Тогда получается, что и гóлоса не должно быть, если нет рта, губ, языка, голосовых связок, лёгких. «Чушь какая-то», – подумал про себя Чандра-камень, а вслух прокричал:
– Э-эй! Меня кто-нибудь слышит?
Но ему никто не ответил. Зато теперь камень-Чандра ясно увидел всё окружающее. Это был солнечный летний день, цветущий – и даже разросшийся сад. Перед ним росло прекрасное большое дерево с огромными ветвями, которые создавали приятную тень. Где-то поодаль, похоже, был пруд, потому что скиталец почувствовал лёгкий бриз и как будто услышал всплеск воды. Подобие холма далеко-далеко, у горизонта, и бесконечное небо. Облака плывут, бегут, летят – кто их поймёт. А здесь, вблизи, сплошная трава, кустарники, ветерок.
– Что же это я – камень? – подумал он, а вслух всё-таки попробовал дождаться от кого-нибудь ответа: – Есть здесь кто живой?
И снова ему никто не ответил. Но камень не унывал. Он болтал и болтал часы напролёт, пока не спустились сумерки. О том, какие быстрые теперь железные дороги, какой вкусный мусс, если добавить в него цедру апельсина, какая красивая была женщина сегодня утром. Хотя он видел много красивых женщин, но лишь немногие позволяли ему ухаживать за ними. А всё потому, что он беден и из простой семьи. С другой стороны: что ж поделать. Если бы красавицы встречались с кем попало – что же это за жизнь такая началась. Всё происходит так, как должно происходить. И когда звёзды стали отчётливо сверкать на небе, камень заключил:
– Что ж, хотя бы я день не был голоден и не пришлось в очередной раз красть булку в кофейне на углу. И на том спасибо миру. Спокойной ночи всем, кто меня слышит! Я уверен, что все вы когда-то были людьми, просто забыли об этом. А теперь привыкли молчать и не отвечаете мне, но я вас разговорю, вот увидите! Сладких снов. Не знаю, что вам, деревья, снится.
И он закрыл глаза. Точнее – закрыл свой ум для всего внешнего и задремал. В первую ночь ему ничего не снилось. И он даже удивился: вроде вот только «закрыл глаза», а уже рассвет, уже новый день.
– Доброе утро всем моим милым молчунам! – прозевал он и потянулся. Гм, вроде бы реально сделал что-то такое, что соответствует человеческому «потянулся», только физически это никак не проявилось: лежит себе камень на одном месте и лежит. Да, надо теперь отучиваться от выражений «закрыть глаза», «зевнуть» и прочих.
За второй день камень освоился. Привык к своим габаритам, к равномерной телесности. Ни тебе нежных глаз, ни тебе грубых ног – всё одинаково твёрдое и крепкое. Атлетом легко себя почувствовать, как будто всё твоё тело – сплошная натренированная до невозможной твёрдости мышца. Никакой боли – одна только колоссальная, непобедимая мощь.

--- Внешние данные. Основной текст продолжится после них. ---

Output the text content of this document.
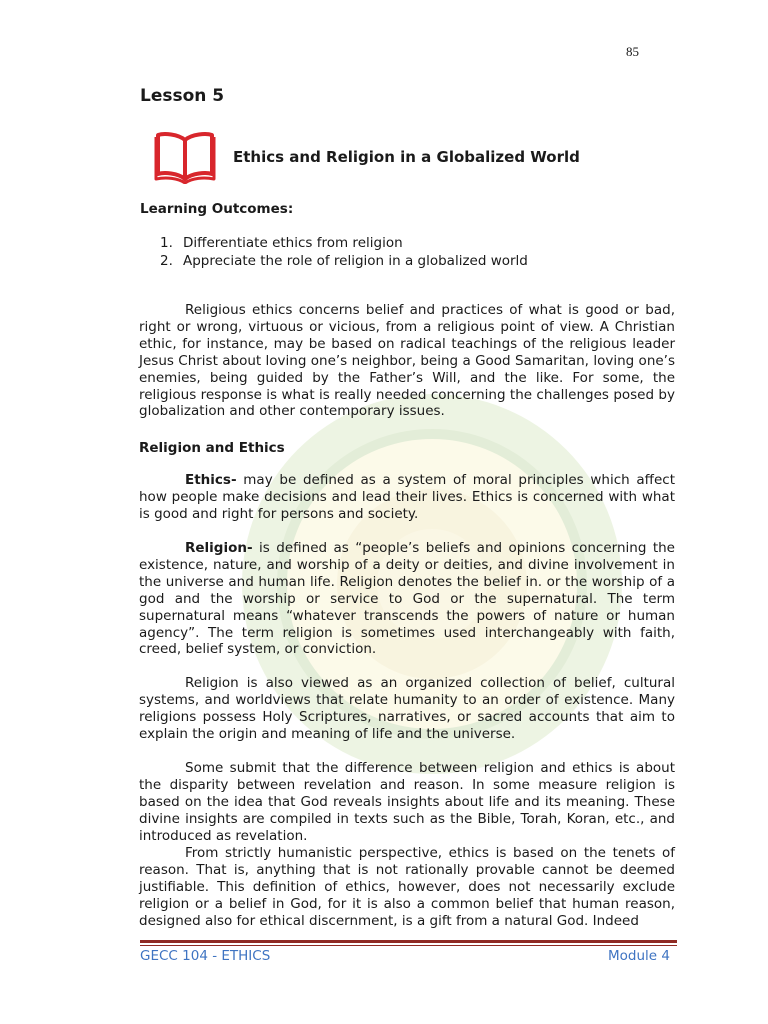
85
Lesson 5
Ethics and Religion in a Globalized World
Learning Outcomes:
1. Differentiate ethics from religion
2. Appreciate the role of religion in a globalized world

Religious ethics concerns belief and practices of what is good or bad, right or wrong, virtuous or vicious, from a religious point of view. A Christian ethic, for instance, may be based on radical teachings of the religious leader Jesus Christ about loving one’s neighbor, being a Good Samaritan, loving one’s enemies, being guided by the Father’s Will, and the like. For some, the religious response is what is really needed concerning the challenges posed by globalization and other contemporary issues.

Religion and Ethics

Ethics- may be defined as a system of moral principles which affect how people make decisions and lead their lives. Ethics is concerned with what is good and right for persons and society.

Religion- is defined as “people’s beliefs and opinions concerning the existence, nature, and worship of a deity or deities, and divine involvement in the universe and human life. Religion denotes the belief in. or the worship of a god and the worship or service to God or the supernatural. The term supernatural means “whatever transcends the powers of nature or human agency”. The term religion is sometimes used interchangeably with faith, creed, belief system, or conviction.

Religion is also viewed as an organized collection of belief, cultural systems, and worldviews that relate humanity to an order of existence. Many religions possess Holy Scriptures, narratives, or sacred accounts that aim to explain the origin and meaning of life and the universe.

Some submit that the difference between religion and ethics is about the disparity between revelation and reason. In some measure religion is based on the idea that God reveals insights about life and its meaning. These divine insights are compiled in texts such as the Bible, Torah, Koran, etc., and introduced as revelation.

From strictly humanistic perspective, ethics is based on the tenets of reason. That is, anything that is not rationally provable cannot be deemed justifiable. This definition of ethics, however, does not necessarily exclude religion or a belief in God, for it is also a common belief that human reason, designed also for ethical discernment, is a gift from a natural God. Indeed

GECC 104 - ETHICS	Module 4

Вот только сколько так камнем жить? Человеком понятно: можно и в тридцать под поезд попасть, а можно и до девяносто дотянуть. В любом случае по двести лет люди не живут. И, будучи камнем, понимаешь, насколько это круто. А камнем сколько жить? Он же не зверь и не рыба. Не дерево даже. Пальма тридцать лет живёт, секвойя – тысячу лет может жить, но для каждого примерно понятен срок. А камень – он может миллионы лет лежать! Новый биологический вид разовьётся из предыдущего и вымрет в процессе эволюции, а камень так и будет лежать перед деревом, которое придётся прапрапра- и тысячу раз правнуком вот этого дерева – и ничего не изменится. Ладно бы ещё на берегу моря лежал – приливы, отливы, стесался бы как-нибудь. А так сколько в траве лежать? Да и опять же – человеком понятно, как добро или зло делать. Украл – плохо, голодного накормил – хорошо. А камень как может хоть что-то сделать, а? Вопрос.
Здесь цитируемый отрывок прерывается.